Beyond the Static Kuhn Length: Conformational Substructures and Relaxation Dynamics in Flexible Chains
Abstract
The statistical "monomer-based" segment length b and the Kuhn length lk are central to polymer physics, yet the minimal size required for a truly statistical segment - Gaussian, uncorrelated, and valid as an entropic spring - is not rigorously established. Using atomistic simulations of entangled polyethylene, we re-evaluate these foundational quantities. By fitting end-to-end distance distributions of C--C bond blocks and validating with higher-moment analyses, we identify for the first time the minimal sizes corresponding to a statistical segment and an entropic spring.

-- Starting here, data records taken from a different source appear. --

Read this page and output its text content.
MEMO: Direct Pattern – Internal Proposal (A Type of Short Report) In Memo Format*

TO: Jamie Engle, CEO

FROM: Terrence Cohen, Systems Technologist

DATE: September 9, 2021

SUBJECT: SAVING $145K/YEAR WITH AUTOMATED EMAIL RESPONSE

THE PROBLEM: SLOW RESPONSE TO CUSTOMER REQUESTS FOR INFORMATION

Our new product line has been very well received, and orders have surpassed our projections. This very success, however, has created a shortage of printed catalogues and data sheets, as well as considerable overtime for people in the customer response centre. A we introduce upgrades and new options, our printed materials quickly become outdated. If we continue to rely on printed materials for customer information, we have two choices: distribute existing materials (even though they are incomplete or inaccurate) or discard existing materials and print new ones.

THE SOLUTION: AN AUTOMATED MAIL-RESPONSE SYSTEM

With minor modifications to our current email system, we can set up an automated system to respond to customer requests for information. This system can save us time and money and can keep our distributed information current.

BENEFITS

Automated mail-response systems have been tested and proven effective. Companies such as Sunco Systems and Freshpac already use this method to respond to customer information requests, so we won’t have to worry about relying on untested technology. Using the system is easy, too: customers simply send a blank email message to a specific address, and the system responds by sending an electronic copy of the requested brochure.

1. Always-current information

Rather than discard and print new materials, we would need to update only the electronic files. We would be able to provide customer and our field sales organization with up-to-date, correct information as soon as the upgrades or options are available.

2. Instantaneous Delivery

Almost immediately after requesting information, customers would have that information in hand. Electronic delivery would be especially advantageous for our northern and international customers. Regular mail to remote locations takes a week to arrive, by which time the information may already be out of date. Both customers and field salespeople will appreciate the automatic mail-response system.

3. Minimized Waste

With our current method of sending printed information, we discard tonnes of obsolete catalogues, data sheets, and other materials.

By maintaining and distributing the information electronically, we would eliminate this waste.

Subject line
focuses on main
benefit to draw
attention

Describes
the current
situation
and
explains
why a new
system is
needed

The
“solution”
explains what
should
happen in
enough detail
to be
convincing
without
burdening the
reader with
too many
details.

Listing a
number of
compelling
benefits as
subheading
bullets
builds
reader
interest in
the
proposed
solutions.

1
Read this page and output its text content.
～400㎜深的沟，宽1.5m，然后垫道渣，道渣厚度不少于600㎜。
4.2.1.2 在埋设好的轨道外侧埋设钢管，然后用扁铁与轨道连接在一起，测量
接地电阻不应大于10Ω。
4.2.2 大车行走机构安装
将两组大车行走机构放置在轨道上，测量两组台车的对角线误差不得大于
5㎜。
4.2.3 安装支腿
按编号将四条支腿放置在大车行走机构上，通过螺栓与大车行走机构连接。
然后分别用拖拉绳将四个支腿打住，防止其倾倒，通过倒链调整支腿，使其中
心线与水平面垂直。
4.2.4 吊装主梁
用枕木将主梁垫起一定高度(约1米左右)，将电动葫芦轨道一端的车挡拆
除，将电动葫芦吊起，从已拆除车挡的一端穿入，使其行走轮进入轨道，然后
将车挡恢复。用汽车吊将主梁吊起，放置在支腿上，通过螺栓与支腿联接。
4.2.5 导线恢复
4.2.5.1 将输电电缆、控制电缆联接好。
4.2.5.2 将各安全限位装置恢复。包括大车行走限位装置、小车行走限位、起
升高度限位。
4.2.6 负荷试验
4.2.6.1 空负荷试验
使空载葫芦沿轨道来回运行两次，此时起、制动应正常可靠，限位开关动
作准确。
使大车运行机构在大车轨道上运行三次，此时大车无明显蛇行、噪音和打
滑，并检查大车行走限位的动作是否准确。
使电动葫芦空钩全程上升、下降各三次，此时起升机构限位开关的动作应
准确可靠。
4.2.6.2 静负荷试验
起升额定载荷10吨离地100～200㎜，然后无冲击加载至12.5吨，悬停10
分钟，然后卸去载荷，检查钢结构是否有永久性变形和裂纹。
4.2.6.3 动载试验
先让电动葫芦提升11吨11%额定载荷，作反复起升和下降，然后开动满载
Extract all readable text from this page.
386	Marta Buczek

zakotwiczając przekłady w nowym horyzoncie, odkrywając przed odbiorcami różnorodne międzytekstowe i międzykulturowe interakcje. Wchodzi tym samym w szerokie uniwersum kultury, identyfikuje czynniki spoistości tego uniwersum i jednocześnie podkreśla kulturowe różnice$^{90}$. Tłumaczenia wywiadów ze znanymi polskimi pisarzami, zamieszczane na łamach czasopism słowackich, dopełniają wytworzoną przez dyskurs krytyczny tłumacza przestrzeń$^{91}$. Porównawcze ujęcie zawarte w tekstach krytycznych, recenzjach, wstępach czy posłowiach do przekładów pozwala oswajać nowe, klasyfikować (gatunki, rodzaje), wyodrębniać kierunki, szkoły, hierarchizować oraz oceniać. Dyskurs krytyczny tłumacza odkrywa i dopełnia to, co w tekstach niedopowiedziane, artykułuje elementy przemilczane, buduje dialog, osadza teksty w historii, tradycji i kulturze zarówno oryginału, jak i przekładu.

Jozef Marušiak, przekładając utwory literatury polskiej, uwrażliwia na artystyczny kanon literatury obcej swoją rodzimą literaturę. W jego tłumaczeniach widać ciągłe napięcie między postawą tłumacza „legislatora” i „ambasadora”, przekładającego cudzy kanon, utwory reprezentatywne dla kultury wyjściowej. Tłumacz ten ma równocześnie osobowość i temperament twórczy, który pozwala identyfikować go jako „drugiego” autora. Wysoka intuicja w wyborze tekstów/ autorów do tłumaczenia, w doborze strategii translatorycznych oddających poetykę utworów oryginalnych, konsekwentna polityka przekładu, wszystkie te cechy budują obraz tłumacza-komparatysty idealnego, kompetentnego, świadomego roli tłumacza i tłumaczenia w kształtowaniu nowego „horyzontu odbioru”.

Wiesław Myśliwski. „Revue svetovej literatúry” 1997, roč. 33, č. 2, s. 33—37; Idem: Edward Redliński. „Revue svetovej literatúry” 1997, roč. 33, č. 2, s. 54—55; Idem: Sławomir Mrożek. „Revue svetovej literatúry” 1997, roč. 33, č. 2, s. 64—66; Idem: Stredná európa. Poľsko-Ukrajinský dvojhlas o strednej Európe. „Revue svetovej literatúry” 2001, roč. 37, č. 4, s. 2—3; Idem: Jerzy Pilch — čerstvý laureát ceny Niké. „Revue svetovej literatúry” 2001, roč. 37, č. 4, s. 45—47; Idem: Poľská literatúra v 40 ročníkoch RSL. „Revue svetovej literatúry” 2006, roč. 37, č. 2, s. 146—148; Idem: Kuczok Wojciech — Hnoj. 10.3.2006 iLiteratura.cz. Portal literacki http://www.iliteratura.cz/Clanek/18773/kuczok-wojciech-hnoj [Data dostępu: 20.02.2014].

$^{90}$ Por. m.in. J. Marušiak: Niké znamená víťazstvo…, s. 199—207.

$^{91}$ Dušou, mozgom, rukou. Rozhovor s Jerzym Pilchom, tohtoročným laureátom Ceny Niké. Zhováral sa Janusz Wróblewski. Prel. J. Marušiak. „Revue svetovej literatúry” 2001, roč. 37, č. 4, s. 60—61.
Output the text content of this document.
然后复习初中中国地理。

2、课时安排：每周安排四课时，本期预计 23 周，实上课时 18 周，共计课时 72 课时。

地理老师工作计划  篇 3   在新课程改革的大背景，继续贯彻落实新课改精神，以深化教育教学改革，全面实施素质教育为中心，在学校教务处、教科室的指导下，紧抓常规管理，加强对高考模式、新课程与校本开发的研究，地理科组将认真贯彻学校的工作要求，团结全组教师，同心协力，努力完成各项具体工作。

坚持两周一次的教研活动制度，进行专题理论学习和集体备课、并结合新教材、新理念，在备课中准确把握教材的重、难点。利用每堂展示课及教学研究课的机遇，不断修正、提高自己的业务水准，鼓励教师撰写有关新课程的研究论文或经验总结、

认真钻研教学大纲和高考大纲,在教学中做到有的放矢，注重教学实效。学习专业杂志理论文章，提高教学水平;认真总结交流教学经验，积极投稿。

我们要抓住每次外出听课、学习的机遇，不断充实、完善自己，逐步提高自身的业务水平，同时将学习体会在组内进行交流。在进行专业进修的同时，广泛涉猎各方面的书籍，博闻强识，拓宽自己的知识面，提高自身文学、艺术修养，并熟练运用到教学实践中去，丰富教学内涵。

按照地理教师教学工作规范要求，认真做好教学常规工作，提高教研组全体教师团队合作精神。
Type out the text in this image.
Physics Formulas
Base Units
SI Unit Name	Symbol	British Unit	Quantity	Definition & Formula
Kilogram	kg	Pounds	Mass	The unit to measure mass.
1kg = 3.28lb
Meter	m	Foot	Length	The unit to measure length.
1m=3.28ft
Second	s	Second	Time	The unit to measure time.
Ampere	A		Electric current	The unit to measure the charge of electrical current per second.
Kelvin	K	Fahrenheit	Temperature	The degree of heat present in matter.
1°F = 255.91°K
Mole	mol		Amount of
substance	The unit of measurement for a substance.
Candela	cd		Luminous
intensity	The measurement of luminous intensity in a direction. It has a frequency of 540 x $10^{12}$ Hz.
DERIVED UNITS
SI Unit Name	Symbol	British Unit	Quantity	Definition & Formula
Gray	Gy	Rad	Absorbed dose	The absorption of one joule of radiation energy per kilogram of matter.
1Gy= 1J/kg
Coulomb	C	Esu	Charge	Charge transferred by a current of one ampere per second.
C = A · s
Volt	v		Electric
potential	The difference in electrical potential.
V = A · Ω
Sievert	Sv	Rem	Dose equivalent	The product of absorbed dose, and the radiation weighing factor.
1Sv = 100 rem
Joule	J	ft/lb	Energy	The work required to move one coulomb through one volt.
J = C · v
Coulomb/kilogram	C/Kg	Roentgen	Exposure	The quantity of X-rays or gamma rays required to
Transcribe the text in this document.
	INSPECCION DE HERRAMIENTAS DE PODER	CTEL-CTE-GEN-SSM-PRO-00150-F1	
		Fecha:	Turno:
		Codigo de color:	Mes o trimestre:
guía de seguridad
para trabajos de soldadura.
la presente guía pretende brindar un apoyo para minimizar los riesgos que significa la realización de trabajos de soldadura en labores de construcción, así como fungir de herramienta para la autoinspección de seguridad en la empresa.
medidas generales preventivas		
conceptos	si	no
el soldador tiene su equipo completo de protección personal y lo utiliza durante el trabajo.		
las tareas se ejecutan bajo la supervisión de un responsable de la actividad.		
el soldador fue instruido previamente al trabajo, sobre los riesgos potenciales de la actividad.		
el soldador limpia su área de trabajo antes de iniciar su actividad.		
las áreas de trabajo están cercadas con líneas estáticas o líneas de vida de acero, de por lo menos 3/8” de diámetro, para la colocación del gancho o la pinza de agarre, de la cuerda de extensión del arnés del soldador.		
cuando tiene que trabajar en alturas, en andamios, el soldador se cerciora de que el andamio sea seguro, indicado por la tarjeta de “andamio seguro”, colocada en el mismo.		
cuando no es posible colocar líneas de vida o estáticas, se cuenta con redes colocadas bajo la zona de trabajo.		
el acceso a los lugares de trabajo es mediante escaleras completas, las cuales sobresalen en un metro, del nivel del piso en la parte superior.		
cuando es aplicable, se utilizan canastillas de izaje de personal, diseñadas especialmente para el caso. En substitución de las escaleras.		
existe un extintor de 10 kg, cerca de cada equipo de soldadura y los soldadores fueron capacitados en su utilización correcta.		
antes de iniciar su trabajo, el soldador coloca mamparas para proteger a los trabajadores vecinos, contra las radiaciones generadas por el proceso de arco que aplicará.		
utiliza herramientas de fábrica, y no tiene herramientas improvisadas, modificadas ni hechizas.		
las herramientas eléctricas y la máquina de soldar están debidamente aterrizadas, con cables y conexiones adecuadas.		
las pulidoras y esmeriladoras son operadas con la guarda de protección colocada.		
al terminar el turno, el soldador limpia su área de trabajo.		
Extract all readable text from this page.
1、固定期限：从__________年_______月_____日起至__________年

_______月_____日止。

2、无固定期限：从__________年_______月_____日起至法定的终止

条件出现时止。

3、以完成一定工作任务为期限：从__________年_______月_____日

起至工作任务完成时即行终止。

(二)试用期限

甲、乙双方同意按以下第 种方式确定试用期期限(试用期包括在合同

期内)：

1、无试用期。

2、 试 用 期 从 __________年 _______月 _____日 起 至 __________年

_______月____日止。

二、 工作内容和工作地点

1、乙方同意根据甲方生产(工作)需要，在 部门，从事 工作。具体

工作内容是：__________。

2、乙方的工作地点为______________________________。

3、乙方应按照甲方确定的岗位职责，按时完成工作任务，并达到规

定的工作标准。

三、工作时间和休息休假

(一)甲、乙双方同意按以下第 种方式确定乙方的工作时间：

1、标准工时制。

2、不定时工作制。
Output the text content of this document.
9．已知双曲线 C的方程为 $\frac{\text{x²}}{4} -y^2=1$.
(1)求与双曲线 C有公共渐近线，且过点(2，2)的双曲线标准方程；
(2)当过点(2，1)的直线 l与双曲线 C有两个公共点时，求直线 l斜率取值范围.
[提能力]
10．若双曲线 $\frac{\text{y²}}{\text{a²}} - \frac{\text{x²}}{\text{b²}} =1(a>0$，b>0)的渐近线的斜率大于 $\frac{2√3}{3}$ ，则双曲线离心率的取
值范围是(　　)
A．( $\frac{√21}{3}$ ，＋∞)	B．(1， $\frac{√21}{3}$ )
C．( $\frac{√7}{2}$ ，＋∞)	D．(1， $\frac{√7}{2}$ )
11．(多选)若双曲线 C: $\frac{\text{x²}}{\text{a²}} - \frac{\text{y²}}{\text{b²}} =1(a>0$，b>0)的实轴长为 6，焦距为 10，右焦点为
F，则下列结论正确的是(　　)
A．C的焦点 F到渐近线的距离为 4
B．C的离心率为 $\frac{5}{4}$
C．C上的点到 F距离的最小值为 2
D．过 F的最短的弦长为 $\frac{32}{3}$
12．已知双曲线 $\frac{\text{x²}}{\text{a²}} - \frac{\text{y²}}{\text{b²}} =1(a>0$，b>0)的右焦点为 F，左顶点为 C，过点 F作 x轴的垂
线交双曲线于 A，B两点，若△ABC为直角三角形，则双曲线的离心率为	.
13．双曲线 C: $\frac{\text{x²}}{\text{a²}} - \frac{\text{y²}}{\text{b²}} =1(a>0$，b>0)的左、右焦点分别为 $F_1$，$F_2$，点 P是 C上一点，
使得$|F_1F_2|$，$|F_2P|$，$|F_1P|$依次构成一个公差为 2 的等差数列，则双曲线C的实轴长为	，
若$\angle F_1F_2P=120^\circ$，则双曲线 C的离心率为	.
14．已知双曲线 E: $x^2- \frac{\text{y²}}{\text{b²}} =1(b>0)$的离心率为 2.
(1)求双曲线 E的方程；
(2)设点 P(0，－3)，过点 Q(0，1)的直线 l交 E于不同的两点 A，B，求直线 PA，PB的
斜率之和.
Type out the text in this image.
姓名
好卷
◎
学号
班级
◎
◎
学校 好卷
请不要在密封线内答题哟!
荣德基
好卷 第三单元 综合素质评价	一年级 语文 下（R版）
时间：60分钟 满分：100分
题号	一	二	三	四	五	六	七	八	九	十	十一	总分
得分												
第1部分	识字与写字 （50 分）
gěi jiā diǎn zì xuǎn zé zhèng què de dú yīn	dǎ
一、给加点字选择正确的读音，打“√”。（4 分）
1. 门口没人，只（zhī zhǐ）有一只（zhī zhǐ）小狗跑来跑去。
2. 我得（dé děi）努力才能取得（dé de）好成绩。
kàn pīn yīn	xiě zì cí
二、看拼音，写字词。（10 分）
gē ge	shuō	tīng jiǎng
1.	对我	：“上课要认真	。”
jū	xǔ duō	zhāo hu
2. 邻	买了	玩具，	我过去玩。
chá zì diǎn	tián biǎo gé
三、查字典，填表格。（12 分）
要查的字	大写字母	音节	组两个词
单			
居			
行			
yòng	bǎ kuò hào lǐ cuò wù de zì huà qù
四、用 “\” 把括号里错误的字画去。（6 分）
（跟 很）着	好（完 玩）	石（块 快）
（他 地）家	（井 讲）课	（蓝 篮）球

A single Kuhn segment (approximately 11 bonds) is the smallest statistically uncorrelated unit, but its distance distribution is strongly non-Gaussian, while the monomer-based segment b, used in rheology and classical tube-theory formulations, is not statistical at all. True Gaussianity emerges only for blocks containing multiple Kuhn segments. At the Kuhn scale, we uncover a previously unresolved conformational heterogeneity. Each segment samples a broad range of conformations, from coiled (approximately 4~) to extended (approximately 14~), giving rise to three distinct substructures: aligned chain segments (ACS), random conformational sequences (RCS), and chain ends (CE). These exhibit distinct dynamical signatures. ACS relax with a stretched-exponential exponent β ≈ 0.5, consistent with quasi-one-dimensional, defect-mediated localized modes, whereas RCS and CE relax with β ≈ 0.7. By connecting these results to localized-mode theory and continuous-time random-walk models, we provide a molecular interpretation of stretched-exponential relaxation in polymer melts.